When Fr. Macharios's attempts failed to parlay speed and maneuverability into redemption, he broke off his attack on the gondola of the pirate blimp and headed home in his tiny, mosquito-like ornithopter to the Island of Naxos, turning his attention to the embarrassment that awaited him, the Archbishop having threatened him, through clenched teeth, with excommunication (and its attendant confiscation of his priestly status) if he failed to bring back the icon he had impulsively sold to Black Dardo to augment his meager stipend.
Larry "Fatwa" Henderson rubbed his damp, pimply hands together in anticipation of raining on the parade of grammatical outrages unselfconsciously committed by his assistant, so he left his office and waddled plumply down the hall to her desk to unburden himself of his latest list of the proscriptions that had earned him his nickname (and did so with all the considerable bombast and condescending rigmarole at his command).
The Aeon Makaria, most cheerful of the Emanations of God, was having a very good day, even for her, of the kind where she found everything deeply satisfying in a way that made her laugh aloud, and it was in this state of ridibund contentation that she encountered the aftermath of a duel between Crassus and Deldo (both of them bleeding profusely from brisket to tenderloin) and changed the course of the Battle of Basternae by laughing at them.

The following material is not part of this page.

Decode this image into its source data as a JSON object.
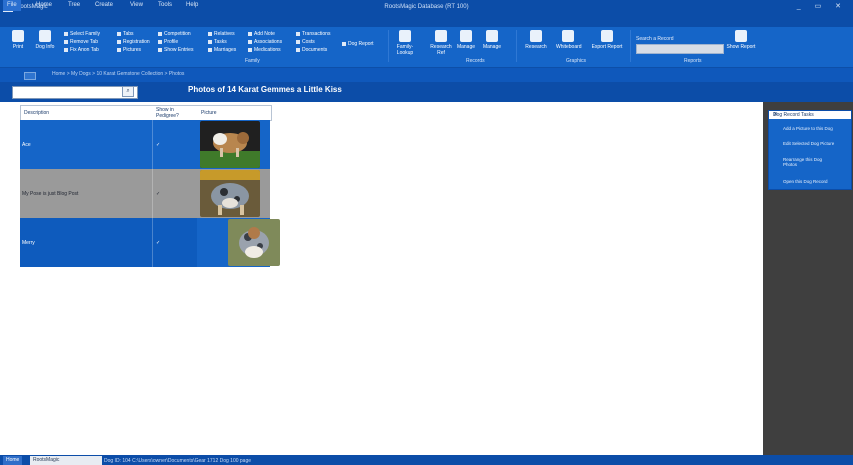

Her sisters' girls were all grown up and graceful, but Anne was still such a hobbledehoy, thought the countess querulously, as she watched her daughter in the distance, struggling cheerfully through the boscage at the edge of the meadow - leaves and twigs catching in her hair and clothes, rents in her stockings - and looked forward irritably to haggling with her over changing her clothes for tea with Great Aunt Catherine and having to listen to her flippant and disrespectful comments about Uncle Andrew's toupee collection.